Elle se lève, lattire par le bras.
Allonsy. Il faut nourrir Anaïs. Elle a eu peur.
Le soir, ils sont assis à la cuisine. Anaïs, calmée, joue avec des cubes sur le tapis. Boris regarde sa fille comme sil la découvrait pour la première fois.
Tu sais, ditil soudain, ma mère avait raison sur une chose.
Marianne se tend.
Sur quoi?
On ne peut pas façonner les gènes du doigt. Mais lamour, cest plus que la couleur des yeux ou la forme du nez. Cest la capacité daimer.
Sa mère a cinq enfants, mais lamour quelle porte est dur comme la pierre. Peutêtre suisje adopté? Mais jaime Ma petite?
Il se penche, prend sa fille dans les bras. Elle le saisit le nez et rit, sans dents.
Papa, déclaretelle clairement.
Cest la première fois; avant, elle ne faisait que «baba» ou «mama».
Boris reste figé. Les larmes quil a retenues toute la journée coulent sur ses joues, tombant sur le petit combinaison rose.

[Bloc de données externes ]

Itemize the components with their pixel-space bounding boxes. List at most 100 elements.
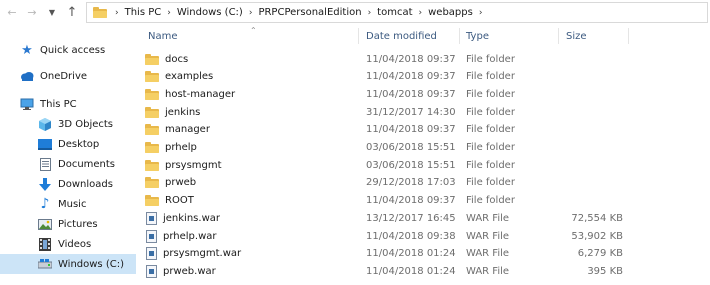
file-row-root[interactable]: ROOT 11/04/2018 09:37 File folder (145, 192, 635, 210)
column-header-date-modified[interactable]: Date modified (366, 26, 456, 46)
back-arrow-icon[interactable]: ← (4, 4, 20, 20)
sidebar-item-videos[interactable]: Videos (0, 234, 136, 254)
column-divider[interactable] (558, 28, 559, 44)
address-bar-row: ← → ▼ ↑ › This PC › Windows (C:) › PRPCP… (0, 0, 710, 26)
breadcrumb-prpcpersonaledition[interactable]: PRPCPersonalEdition (258, 7, 361, 18)
file-date: 03/06/2018 15:51 (366, 142, 456, 153)
file-type: File folder (466, 88, 515, 100)
file-name-cell: manager (145, 121, 210, 139)
column-header-name[interactable]: Name (148, 26, 358, 46)
file-type: File folder (466, 142, 515, 153)
file-type: File folder (466, 124, 515, 136)
file-size (563, 139, 623, 157)
file-name: jenkins.war (163, 212, 220, 224)
file-row-manager[interactable]: manager 11/04/2018 09:37 File folder (145, 121, 635, 139)
file-date: 03/06/2018 15:51 (366, 159, 456, 171)
war-file-icon (146, 229, 157, 243)
breadcrumb-this-pc[interactable]: This PC (125, 7, 162, 18)
war-file-icon (146, 211, 157, 225)
sidebar-item-music[interactable]: ♪ Music (0, 194, 136, 214)
sidebar-item-downloads[interactable]: Downloads (0, 174, 136, 194)
sidebar-item-label: This PC (40, 98, 77, 110)
file-name-cell: jenkins.war (145, 209, 220, 227)
column-header-type[interactable]: Type (466, 26, 556, 46)
file-date: 13/12/2017 16:45 (366, 212, 456, 224)
folder-icon (145, 71, 159, 83)
sidebar-item-windows-c[interactable]: Windows (C:) (0, 254, 136, 274)
folder-icon (145, 88, 159, 100)
file-row-prweb[interactable]: prweb 29/12/2018 17:03 File folder (145, 174, 635, 192)
column-divider[interactable] (459, 28, 460, 44)
sidebar-item-desktop[interactable]: Desktop (0, 134, 136, 154)
file-date: 11/04/2018 09:37 (366, 71, 456, 83)
file-size (563, 50, 623, 68)
cube-icon (38, 117, 52, 131)
sidebar-item-label: Desktop (58, 138, 100, 150)
address-bar[interactable]: › This PC › Windows (C:) › PRPCPersonalE… (86, 2, 708, 23)
chevron-right-icon[interactable]: › (368, 8, 372, 18)
file-name-cell: prhelp.war (145, 227, 217, 245)
column-header-label: Size (566, 30, 587, 42)
sidebar-item-label: Videos (58, 238, 92, 250)
file-name-cell: examples (145, 68, 213, 86)
file-type: File folder (466, 159, 515, 171)
up-arrow-icon[interactable]: ↑ (64, 4, 80, 20)
file-type: WAR File (466, 212, 510, 224)
file-name: docs (165, 53, 189, 65)
file-date: 31/12/2017 14:30 (366, 106, 456, 118)
chevron-right-icon[interactable]: › (115, 8, 119, 18)
file-name: prweb.war (163, 265, 216, 277)
file-name: manager (165, 124, 210, 136)
chevron-right-icon[interactable]: › (249, 8, 253, 18)
sidebar-item-quick-access[interactable]: ★ Quick access (0, 40, 136, 60)
chevron-right-icon[interactable]: › (479, 8, 483, 18)
file-size (563, 121, 623, 139)
download-arrow-icon (38, 177, 52, 191)
sidebar-item-3d-objects[interactable]: 3D Objects (0, 114, 136, 134)
file-row-examples[interactable]: examples 11/04/2018 09:37 File folder (145, 68, 635, 86)
column-header-label: Type (466, 30, 489, 42)
file-size (563, 68, 623, 86)
cloud-icon (20, 69, 34, 83)
document-icon (38, 157, 52, 171)
music-note-icon: ♪ (40, 196, 50, 212)
sidebar-item-this-pc[interactable]: This PC (0, 94, 136, 114)
sidebar-item-onedrive[interactable]: OneDrive (0, 66, 136, 86)
file-row-prsysmgmt-war[interactable]: prsysmgmt.war 11/04/2018 01:24 WAR File … (145, 245, 635, 263)
column-divider[interactable] (358, 28, 359, 44)
file-date: 11/04/2018 01:24 (366, 248, 456, 260)
breadcrumb-webapps[interactable]: webapps (428, 7, 473, 18)
file-name: prsysmgmt (165, 159, 222, 171)
column-header-size[interactable]: Size (566, 26, 626, 46)
recent-locations-chevron-icon[interactable]: ▼ (44, 4, 60, 20)
chevron-right-icon[interactable]: › (419, 8, 423, 18)
sidebar-item-label: OneDrive (40, 70, 88, 82)
sidebar-item-documents[interactable]: Documents (0, 154, 136, 174)
file-row-prhelp[interactable]: prhelp 03/06/2018 15:51 File folder (145, 139, 635, 157)
file-row-prsysmgmt[interactable]: prsysmgmt 03/06/2018 15:51 File folder (145, 156, 635, 174)
sidebar-item-pictures[interactable]: Pictures (0, 214, 136, 234)
file-row-docs[interactable]: docs 11/04/2018 09:37 File folder (145, 50, 635, 68)
file-row-host-manager[interactable]: host-manager 11/04/2018 09:37 File folde… (145, 85, 635, 103)
column-divider[interactable] (628, 28, 629, 44)
file-name: examples (165, 71, 214, 83)
desktop-icon (38, 137, 52, 151)
breadcrumb-tomcat[interactable]: tomcat (377, 7, 412, 18)
file-size (563, 156, 623, 174)
folder-icon (93, 6, 109, 19)
file-name-cell: prhelp (145, 139, 197, 157)
file-row-prhelp-war[interactable]: prhelp.war 11/04/2018 09:38 WAR File 53,… (145, 227, 635, 245)
file-row-jenkins-war[interactable]: jenkins.war 13/12/2017 16:45 WAR File 72… (145, 209, 635, 227)
sidebar-item-label: 3D Objects (58, 118, 114, 130)
file-type: File folder (466, 177, 515, 189)
sidebar-item-label: Music (58, 198, 87, 210)
file-type: WAR File (466, 265, 510, 277)
chevron-right-icon[interactable]: › (167, 8, 171, 18)
folder-icon (145, 159, 159, 171)
file-row-jenkins[interactable]: jenkins 31/12/2017 14:30 File folder (145, 103, 635, 121)
forward-arrow-icon[interactable]: → (24, 4, 40, 20)
breadcrumb-windows-c[interactable]: Windows (C:) (177, 7, 243, 18)
war-file-icon (146, 264, 157, 278)
star-icon: ★ (21, 42, 33, 58)
file-row-prweb-war[interactable]: prweb.war 11/04/2018 01:24 WAR File 395 … (145, 262, 635, 280)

Papa, répètetelle, Oui, petite, je suis ton père. Je ne te laisserai jamais partir.
***
Sa mère se remet, mais Boris ne la revoit plus. Pour la famille, il est devenu lennemi numéro un. Marianne a honte den parler, mais elle se réjouit que les conflits se soient apaisés. Sans insultes ni moqueries, la vie devient plus légère.
À quoi bon les proches? Et sans eux, tout va bien.